A course developed and taught by Indira Sen, Maximilian Kreutner, and Georg Ahnert
This course focuses on the collection and analysis of social media data for two types of societally relevant applications --- for studying the impact of social media on society as well as the use of social media data to learn about society. The course will introduce technical details on the development of social media platforms, programmatic and large-scale data collection of platform data, and the analysis of this data using computational methods. Students will be introduced to data collection from a variety of platforms including Wikipedia, Youtube, and Tiktok. This course will also help students critically reflect on the epistemology of social media data and the validity of its analysis.

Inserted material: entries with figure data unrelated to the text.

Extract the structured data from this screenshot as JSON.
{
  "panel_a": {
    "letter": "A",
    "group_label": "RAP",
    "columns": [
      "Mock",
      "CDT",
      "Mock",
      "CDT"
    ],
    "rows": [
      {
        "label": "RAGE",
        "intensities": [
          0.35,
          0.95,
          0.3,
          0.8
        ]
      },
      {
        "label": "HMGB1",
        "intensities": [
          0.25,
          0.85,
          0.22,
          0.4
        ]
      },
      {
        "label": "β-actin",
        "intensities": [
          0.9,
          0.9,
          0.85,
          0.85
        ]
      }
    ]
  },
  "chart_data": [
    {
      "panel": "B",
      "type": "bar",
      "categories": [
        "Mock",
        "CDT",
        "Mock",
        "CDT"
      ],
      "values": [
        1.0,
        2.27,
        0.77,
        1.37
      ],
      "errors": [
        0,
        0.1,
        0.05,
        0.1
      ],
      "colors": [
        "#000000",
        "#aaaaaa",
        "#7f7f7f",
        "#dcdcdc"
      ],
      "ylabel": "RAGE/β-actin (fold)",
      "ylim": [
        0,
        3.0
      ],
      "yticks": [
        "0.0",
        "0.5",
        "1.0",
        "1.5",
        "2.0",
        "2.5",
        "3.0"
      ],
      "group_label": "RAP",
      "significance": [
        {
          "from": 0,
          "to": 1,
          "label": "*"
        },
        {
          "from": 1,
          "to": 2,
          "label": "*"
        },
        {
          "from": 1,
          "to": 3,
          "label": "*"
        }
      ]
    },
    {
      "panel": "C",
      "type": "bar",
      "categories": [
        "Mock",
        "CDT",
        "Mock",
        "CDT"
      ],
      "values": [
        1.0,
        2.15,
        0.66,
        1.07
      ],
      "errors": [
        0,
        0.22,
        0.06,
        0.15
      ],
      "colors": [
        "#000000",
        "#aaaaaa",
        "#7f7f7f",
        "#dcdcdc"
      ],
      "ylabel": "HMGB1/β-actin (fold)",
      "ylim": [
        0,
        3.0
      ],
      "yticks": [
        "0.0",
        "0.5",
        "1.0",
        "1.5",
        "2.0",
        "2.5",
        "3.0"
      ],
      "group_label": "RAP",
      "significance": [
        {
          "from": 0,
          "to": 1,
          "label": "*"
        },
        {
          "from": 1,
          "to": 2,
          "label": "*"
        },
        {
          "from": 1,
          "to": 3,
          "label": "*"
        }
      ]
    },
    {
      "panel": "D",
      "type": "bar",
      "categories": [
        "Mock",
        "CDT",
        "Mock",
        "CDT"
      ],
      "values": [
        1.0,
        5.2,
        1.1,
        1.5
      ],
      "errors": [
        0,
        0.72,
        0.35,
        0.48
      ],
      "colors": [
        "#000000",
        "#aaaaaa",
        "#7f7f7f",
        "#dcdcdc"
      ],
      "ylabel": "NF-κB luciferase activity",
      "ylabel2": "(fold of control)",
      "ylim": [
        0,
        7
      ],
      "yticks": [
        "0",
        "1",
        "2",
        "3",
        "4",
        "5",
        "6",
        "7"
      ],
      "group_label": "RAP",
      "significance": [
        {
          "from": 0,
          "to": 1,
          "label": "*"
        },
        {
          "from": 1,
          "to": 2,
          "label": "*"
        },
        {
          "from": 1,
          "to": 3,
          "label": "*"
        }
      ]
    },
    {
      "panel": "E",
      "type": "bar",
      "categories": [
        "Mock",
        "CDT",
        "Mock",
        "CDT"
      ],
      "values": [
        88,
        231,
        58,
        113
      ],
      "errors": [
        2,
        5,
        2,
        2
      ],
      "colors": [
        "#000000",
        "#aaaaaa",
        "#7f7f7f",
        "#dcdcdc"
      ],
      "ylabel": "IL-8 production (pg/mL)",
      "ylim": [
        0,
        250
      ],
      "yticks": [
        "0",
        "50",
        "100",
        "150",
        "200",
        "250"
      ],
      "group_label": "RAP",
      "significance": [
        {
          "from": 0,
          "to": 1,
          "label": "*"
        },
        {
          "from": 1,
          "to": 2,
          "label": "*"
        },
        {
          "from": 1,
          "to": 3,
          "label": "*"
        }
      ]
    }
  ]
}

| Week | Lecture | Readings | Tutorial |
|---|---|---|---|
| 1 | Course Intro + Potentials and Pitfalls of Social Media Data | Infrastructure setup | |
| 2 | Data Collection 1: Web Scraping | 1. Lazer, David MJ, et al. "Computational social science: Obstacles and opportunities." Science 369.6507 (2020): 1060-1062. 2. Gerard, Patrick, Nicholas Botzer, and Tim Weninger. "Truth social dataset." Proceedings of the international AAAI conference on web and social media. Vol. 17. 2023. |
Python Recap and Web Scraping |
| 3 | Data Collection 2: APIs | 1. David Garcia, "Background on APIs" 2. Murtfeldt, Ryan, et al. "RIP Twitter API: A eulogy to its vast research contributions." arXiv preprint arXiv:2404.07340 (2024). |
dynamic webpage scraping, API intro |
| 4 | Data Collection 3: Platform Affordances | Wikipedia, Bluesky API | |
| 5 | Data Collection 4: Sampling Social Media Data | Youtube, Tiktok | |
| 6 | Data Processing 1: Data Cleaning | data cleaning | |
| 7 | Data Processing 2: Data Exploration | data vizualization and exploratory data analysis | |
| 8 | Data Analysis 1: Text Analysis I | infrastructure and project consulation | |
| 9 | Project Pitches + background | stats revision + NLP basics | |
| 10 | Data Analysis 2: Text Analysis II | NLP Intermediate (topic modeling, transformers, LLMs) | |
| 11 | Data Analysis 3: Network Analysis | Network Science basics | |
| 12 | Ethics, Reproducibility, and Documentation | TBD | |
| 13 | Midway Presentations | project work + consulation | |
| 14 | Summary and Outlook | project work + consulation |
Some of the materials in this course is based on a series of Social Media Workshops Indira conducted with Prof. Katrin Weller. We're grateful to her for working on these materials!